State sees high voter turnout

Kansas sees high voter turnout, smooth elections, and two tight legislative races.

By

State News

November 7, 2024 - 2:09 PM

Kansas Secretary of State’s Office staff members perform a post-election audit Wednesday, Nov. 6, in Topeka. Photo by Anna Kaminski/Kansas Reflector

TOPEKA — As county officials across Kansas continue to submit final vote counts, the Kansas Secretary of State’s Office’s post mortem of the 2024 election indicated a smooth transition of power.

Preliminary estimates show more than 1.3 million people, or about 64% of registered Kansas voters, submitted ballots this election, according to Whitney Tempel, a spokeswoman for the office.

That number is expected to increase in the following days, she said Wednesday, but it hasn’t yet lived up to Secretary of State Scott Schwab’s pre-election prediction that 2024 would be a record-breaking year for voter turnout. Voter turnout in the 2020 election totaled 1.38 million votes.

Tempel said no major problems impacted voting or the tallying of votes.

“We had a good night,” she said.

The office conducts a post-election audit every year, during which a dozen staff members pull slips of paper from a glass bowl to randomly select an audit for one federal race, one state-level race and one local race in each Kansas county. It’s a process that only takes the office’s staff about 35 minutes, but it serves the purpose of ensuring a fair, accurate election. County election offices, which will verify that hand-counted tallies match electronically tabulated votes, have until Nov. 18 to complete their audits.

The state office announced recounts Wednesday afternoon for two legislative races separated by fewer than 1% of votes cast.

In a Senate district encompassing parts of Leavenworth and Wyandotte counties, incumbent Sen. Jeff Pittman, a Democrat, and Republican Jeff Klemp were separated by 57 votes, based on unofficial results. Klemp held the slim lead. Another Democratic incumbent, Rep. Nikki McDonald, held a lead by 95 votes over Republican challenger Kurtis Ruf in the race for a Johnson County House seat.

The Secretary of State’s Office hadn’t received any requests for wholesale recounts as of Wednesday afternoon. After the August 2022 primary election, the office recounted by hand ballots cast in nine counties, per the request of anti-abortion activists who made vague claims about election integrity. The recount request followed results showing Kansans overwhelmingly rejected a constitutional amendment to end abortions in Kansas, and it resulted in the margin of votes narrowing by 64 after 556,364 ballots were recounted.

“Not one outcome was overturned,” Schwab told reporters during a virtual briefing Tuesday.

This election cycle, Schwab got out ahead of false claims about election inaccuracy or interference, which were largely promoted by President-elect Donald Trump.

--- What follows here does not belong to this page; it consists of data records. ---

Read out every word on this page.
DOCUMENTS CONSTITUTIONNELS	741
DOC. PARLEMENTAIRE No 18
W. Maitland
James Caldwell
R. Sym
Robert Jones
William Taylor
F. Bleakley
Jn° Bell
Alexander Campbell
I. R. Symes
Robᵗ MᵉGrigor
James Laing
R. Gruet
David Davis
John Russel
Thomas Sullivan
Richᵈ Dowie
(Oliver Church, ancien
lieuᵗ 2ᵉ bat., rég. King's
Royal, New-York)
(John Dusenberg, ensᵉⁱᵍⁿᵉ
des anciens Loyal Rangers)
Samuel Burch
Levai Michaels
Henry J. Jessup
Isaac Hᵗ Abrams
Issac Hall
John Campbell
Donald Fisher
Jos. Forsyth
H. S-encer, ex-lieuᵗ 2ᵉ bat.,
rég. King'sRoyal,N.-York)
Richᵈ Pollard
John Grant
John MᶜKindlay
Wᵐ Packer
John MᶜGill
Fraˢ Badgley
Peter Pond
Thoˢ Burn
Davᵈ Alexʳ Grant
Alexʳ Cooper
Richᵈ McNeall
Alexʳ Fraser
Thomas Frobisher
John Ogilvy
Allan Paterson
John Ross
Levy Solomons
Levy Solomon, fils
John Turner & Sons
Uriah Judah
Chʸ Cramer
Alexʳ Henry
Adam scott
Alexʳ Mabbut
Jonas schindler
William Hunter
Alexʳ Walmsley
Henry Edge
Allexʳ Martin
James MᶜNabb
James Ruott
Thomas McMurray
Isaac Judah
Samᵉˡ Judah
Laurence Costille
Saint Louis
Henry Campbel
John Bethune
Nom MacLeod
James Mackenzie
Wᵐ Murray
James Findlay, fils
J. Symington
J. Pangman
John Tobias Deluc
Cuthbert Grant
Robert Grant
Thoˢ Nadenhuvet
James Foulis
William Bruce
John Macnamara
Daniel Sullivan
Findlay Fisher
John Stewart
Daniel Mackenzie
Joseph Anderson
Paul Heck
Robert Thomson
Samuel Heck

“If we haven’t proven it by now, there’s nothing more we can do,” he said. “I will say after that 2022 recount, our phones quit ringing. I mean, the proof was in the pudding.”

Preliminary results indicated sizable victories for Kansas Republicans. They showed Republicans preserving their supermajorities in both the Kansas House and Senate and enough conservative wins on the Kansas State Board of Education to shift power in their favor. An estimated 57% of Kansas voters cast their ballots in favor of Trump.